Like everyone who served in SEA, including Guam and the Philippines, I was awarded the Vietnam Service Medal (although I never walked in Vietnam, I was in both Laos and Cambodia).  There are some out there who think only Vietnam combat vets should have received that badge.  I disagree, because without the support of those of us in the rear, some of whom died during the hostilities, there would have been many more than 58,000 plus names (when are they going to add those to the list who have subsequently taken their own lives?) on the Vietnam Memorial Wall in D.C. I have occasionally been harassed by combat vets who, upon learning I was in the USAF, make comments such as "did you get any paper cuts?"  I'd like to point out that anyone stationed at any of the four bases in Northeast Thailand ("Issan") was physically closer to Hanoi than those who served in South Vietnam, except for POWs and, perhaps, some special forces.  There were two insurgencies going on in Thailand during my year there...a guerrilla war in Issan similar to those in the rest of SEA, and an Islamic uprising in southern Thailand (not far from Utapao RTAFB).  Bases were occasionally harassed by snipers and sappers like outposts in Vietnam.  As the new guy, I was given perimeter guard duty until the end of the Vietnam conflict, embedded with security personnel as a journalist covering the routines for our base newspaper, the "Sawadee Flyer."  It was scary out there on the perimeter in the dark monsoon nights, concerned not only about guerrillas and bandits, but also tigers, leopards, poisonous snakes and assorted creepy crawlers.  I only learned recently that I was exposed to Agent Orange used to control vegetation in the fire zone of those lonely evenings.  When I was doing public affairs duty elsewhere on and around the base, I also saw some pretty horrible things, such as the remnants of a Thai family killed by an explosion while scavenging in Korat's ordnance dump, and an EC-139E Hercules plane crash that killed the crew (I knew one officer personally) and several Thai villagers, among other less dramatic but equally gruesome accidents and suicide scenes.  You didn't need to be in combat to see blood and gore in the Vietnam Theater of War.

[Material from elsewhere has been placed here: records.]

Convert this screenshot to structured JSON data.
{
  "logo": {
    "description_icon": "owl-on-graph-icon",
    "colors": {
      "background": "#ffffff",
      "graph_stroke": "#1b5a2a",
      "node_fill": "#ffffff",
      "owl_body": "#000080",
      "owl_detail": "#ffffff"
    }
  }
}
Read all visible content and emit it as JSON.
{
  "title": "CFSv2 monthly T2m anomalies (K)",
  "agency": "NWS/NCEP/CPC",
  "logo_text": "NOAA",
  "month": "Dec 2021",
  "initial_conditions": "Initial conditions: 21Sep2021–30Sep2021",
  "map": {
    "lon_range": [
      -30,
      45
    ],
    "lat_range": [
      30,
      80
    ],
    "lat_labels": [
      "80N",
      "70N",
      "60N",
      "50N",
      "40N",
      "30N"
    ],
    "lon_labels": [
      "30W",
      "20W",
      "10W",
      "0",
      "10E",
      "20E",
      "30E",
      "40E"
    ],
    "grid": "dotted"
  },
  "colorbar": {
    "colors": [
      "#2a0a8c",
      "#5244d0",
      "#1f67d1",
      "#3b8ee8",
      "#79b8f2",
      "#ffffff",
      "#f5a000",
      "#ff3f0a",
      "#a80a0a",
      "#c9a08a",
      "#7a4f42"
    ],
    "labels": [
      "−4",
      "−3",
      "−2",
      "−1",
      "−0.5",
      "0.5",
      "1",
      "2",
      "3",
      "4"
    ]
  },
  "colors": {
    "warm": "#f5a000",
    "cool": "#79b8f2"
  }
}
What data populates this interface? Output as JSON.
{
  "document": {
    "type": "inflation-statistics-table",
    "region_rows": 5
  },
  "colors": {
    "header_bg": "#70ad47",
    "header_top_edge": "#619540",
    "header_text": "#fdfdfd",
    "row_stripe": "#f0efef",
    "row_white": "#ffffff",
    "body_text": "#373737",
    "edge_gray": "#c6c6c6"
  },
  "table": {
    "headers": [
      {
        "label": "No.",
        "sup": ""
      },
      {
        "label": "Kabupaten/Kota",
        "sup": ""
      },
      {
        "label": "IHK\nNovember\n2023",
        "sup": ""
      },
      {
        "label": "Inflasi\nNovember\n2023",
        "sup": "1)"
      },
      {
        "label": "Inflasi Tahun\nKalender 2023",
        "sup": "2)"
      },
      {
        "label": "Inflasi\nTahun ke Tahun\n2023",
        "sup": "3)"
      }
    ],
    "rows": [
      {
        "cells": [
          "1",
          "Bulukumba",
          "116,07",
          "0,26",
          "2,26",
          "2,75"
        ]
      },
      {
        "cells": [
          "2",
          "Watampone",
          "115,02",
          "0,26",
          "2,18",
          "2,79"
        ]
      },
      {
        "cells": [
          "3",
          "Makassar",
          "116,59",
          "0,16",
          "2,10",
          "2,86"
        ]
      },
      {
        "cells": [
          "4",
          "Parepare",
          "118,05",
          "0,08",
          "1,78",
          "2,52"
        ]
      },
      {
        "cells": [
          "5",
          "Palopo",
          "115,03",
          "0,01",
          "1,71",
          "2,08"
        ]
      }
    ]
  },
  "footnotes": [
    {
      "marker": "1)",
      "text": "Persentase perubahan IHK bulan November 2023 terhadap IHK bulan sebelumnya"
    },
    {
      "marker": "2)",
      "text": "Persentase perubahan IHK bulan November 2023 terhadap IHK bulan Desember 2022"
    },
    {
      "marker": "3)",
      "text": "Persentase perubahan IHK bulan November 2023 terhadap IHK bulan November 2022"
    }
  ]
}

One thing I've learned to get past some mental concerns since my year in SEA is to forgive.  I no longer hold any anger at the policy makers and officers who sent so many young people to their death or a crippled future.  I forgive those who headed to Canada or Sweden to avoid the draft, as well as the Viet Cong, NVA regulars and any other enemy combatants.  My only pet peeve now is people who say "Thank you for your service."  I don't want to be thanked for serving in an immoral and unjust war.  I know such people are trying to honor me, so I'm not trying to be too hard on them.  But I'm sure every Vietnam vet, rather than being thanked, would prefer "Welcome home."